Ça fait que, bref, c'était un peu l'objectif de la rencontre ce matin pour dire qu'on est, tout le monde ensemble, d'une façon non partisane, mais il faut qu'on puisse prendre la parole plus fort encore pour dénoncer les situations de pauvreté au Québec.

La Modératrice : Merci. On va maintenant passer à la période de questions. Je vous demanderais de bien vouloir rester sur le sujet par respect pour M. Petitclerc et Mme Larivière. On verra peut-être après.

M. Vigneault (Nicolas) : ...M. Petitclerc, Mme Larivière, qu'est-ce que vous constatez actuellement dans les politiques gouvernementales? Qu'est-ce qui fait le plus mal sur le terrain? Est-ce que c'est le projet... bien, la loi n° 70, le projet de loi n° 70 ou l'inaction du gouvernement? J'aimerais vous entendre là-dessus.

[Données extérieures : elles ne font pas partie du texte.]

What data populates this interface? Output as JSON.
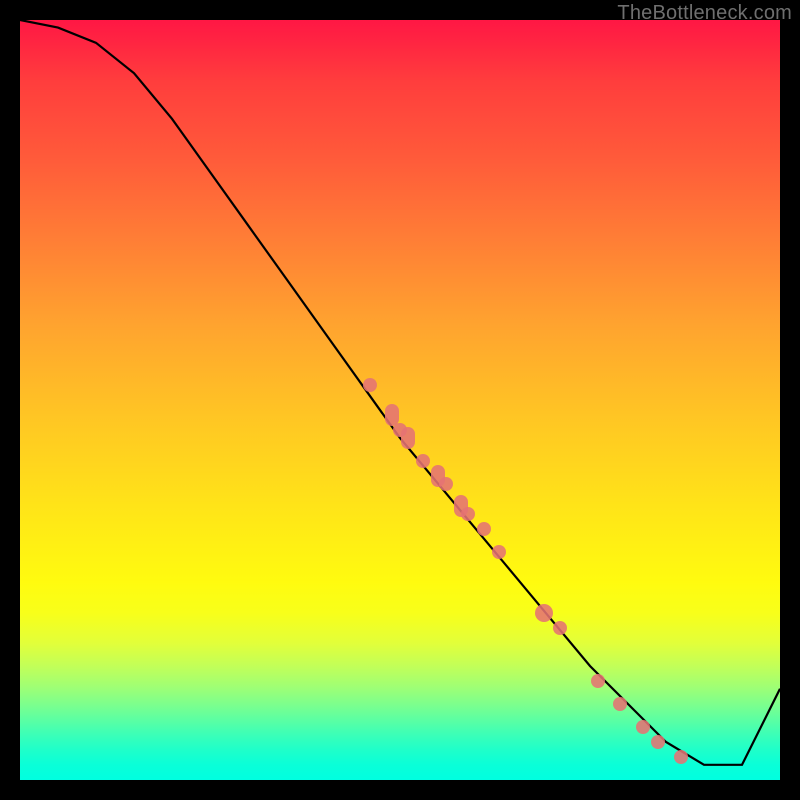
{
  "watermark": "TheBottleneck.com",
  "chart_data": {
    "type": "line",
    "title": "",
    "xlabel": "",
    "ylabel": "",
    "xlim": [
      0,
      100
    ],
    "ylim": [
      0,
      100
    ],
    "grid": false,
    "background_gradient": {
      "direction": "vertical",
      "stops": [
        {
          "pos": 0.0,
          "color": "#ff1744"
        },
        {
          "pos": 0.4,
          "color": "#ffa32f"
        },
        {
          "pos": 0.74,
          "color": "#fffb0f"
        },
        {
          "pos": 1.0,
          "color": "#00ffe0"
        }
      ]
    },
    "series": [
      {
        "name": "curve",
        "type": "line",
        "color": "#000000",
        "x": [
          0,
          5,
          10,
          15,
          20,
          25,
          30,
          35,
          40,
          45,
          50,
          55,
          60,
          65,
          70,
          75,
          80,
          85,
          90,
          95,
          100
        ],
        "y": [
          100,
          99,
          97,
          93,
          87,
          80,
          73,
          66,
          59,
          52,
          45,
          39,
          33,
          27,
          21,
          15,
          10,
          5,
          2,
          2,
          12
        ]
      },
      {
        "name": "markers",
        "type": "scatter",
        "color": "#e57373",
        "points": [
          {
            "x": 46,
            "y": 52,
            "size": "normal"
          },
          {
            "x": 49,
            "y": 48,
            "size": "elong"
          },
          {
            "x": 50,
            "y": 46,
            "size": "normal"
          },
          {
            "x": 51,
            "y": 45,
            "size": "elong"
          },
          {
            "x": 53,
            "y": 42,
            "size": "normal"
          },
          {
            "x": 55,
            "y": 40,
            "size": "elong"
          },
          {
            "x": 56,
            "y": 39,
            "size": "normal"
          },
          {
            "x": 58,
            "y": 36,
            "size": "elong"
          },
          {
            "x": 59,
            "y": 35,
            "size": "normal"
          },
          {
            "x": 61,
            "y": 33,
            "size": "normal"
          },
          {
            "x": 63,
            "y": 30,
            "size": "normal"
          },
          {
            "x": 69,
            "y": 22,
            "size": "big"
          },
          {
            "x": 71,
            "y": 20,
            "size": "normal"
          },
          {
            "x": 76,
            "y": 13,
            "size": "normal"
          },
          {
            "x": 79,
            "y": 10,
            "size": "normal"
          },
          {
            "x": 82,
            "y": 7,
            "size": "normal"
          },
          {
            "x": 84,
            "y": 5,
            "size": "normal"
          },
          {
            "x": 87,
            "y": 3,
            "size": "normal"
          }
        ]
      }
    ]
  }
}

M. Petitclerc (Serge) : Bien, c'est certain que, quand on parle du programme d'aide sociale en général, c'est un programme, c'est une loi qui fait mal aux personnes et depuis longtemps, parce qu'il y a des mesures de contrôle. Et ce qu'on voit depuis... ça, ça ne vient pas de moi, ça vient des groupes qui travaillent avec les personnes, c'est que, depuis un certain temps, toute cette période-là où est-ce qu'on a mis de l'avant l'austérité sont comme plus sévères pour aller à la traque, si j'ose dire, à ce qu'on appelle des fausses déclarations ou des fausses déclarations de bonne ou de mauvaise foi, peu importe. Il y a comme une espèce d'acharnement à appliquer ce programme-là.

Et, en même temps qu'on dit qu'il faut adopter un plan d'action gouvernemental, le gouvernement met à la pièce de l'avant toutes sortes de choses qui sont en lien avec la lutte à la pauvreté et le futur plan d'action gouvernemental. Le bel exemple, c'est le projet de loi n° 70, mais un autre bel exemple, c'est tout le travail qui a été fait avec les autres ministres des Finances du Canada pour essayer de bonifier le supplément de revenu... pas le supplément de revenu garanti, mais le régime des rentes du Québec, où ça a été mis de côté, mais là ça va peut-être revenir.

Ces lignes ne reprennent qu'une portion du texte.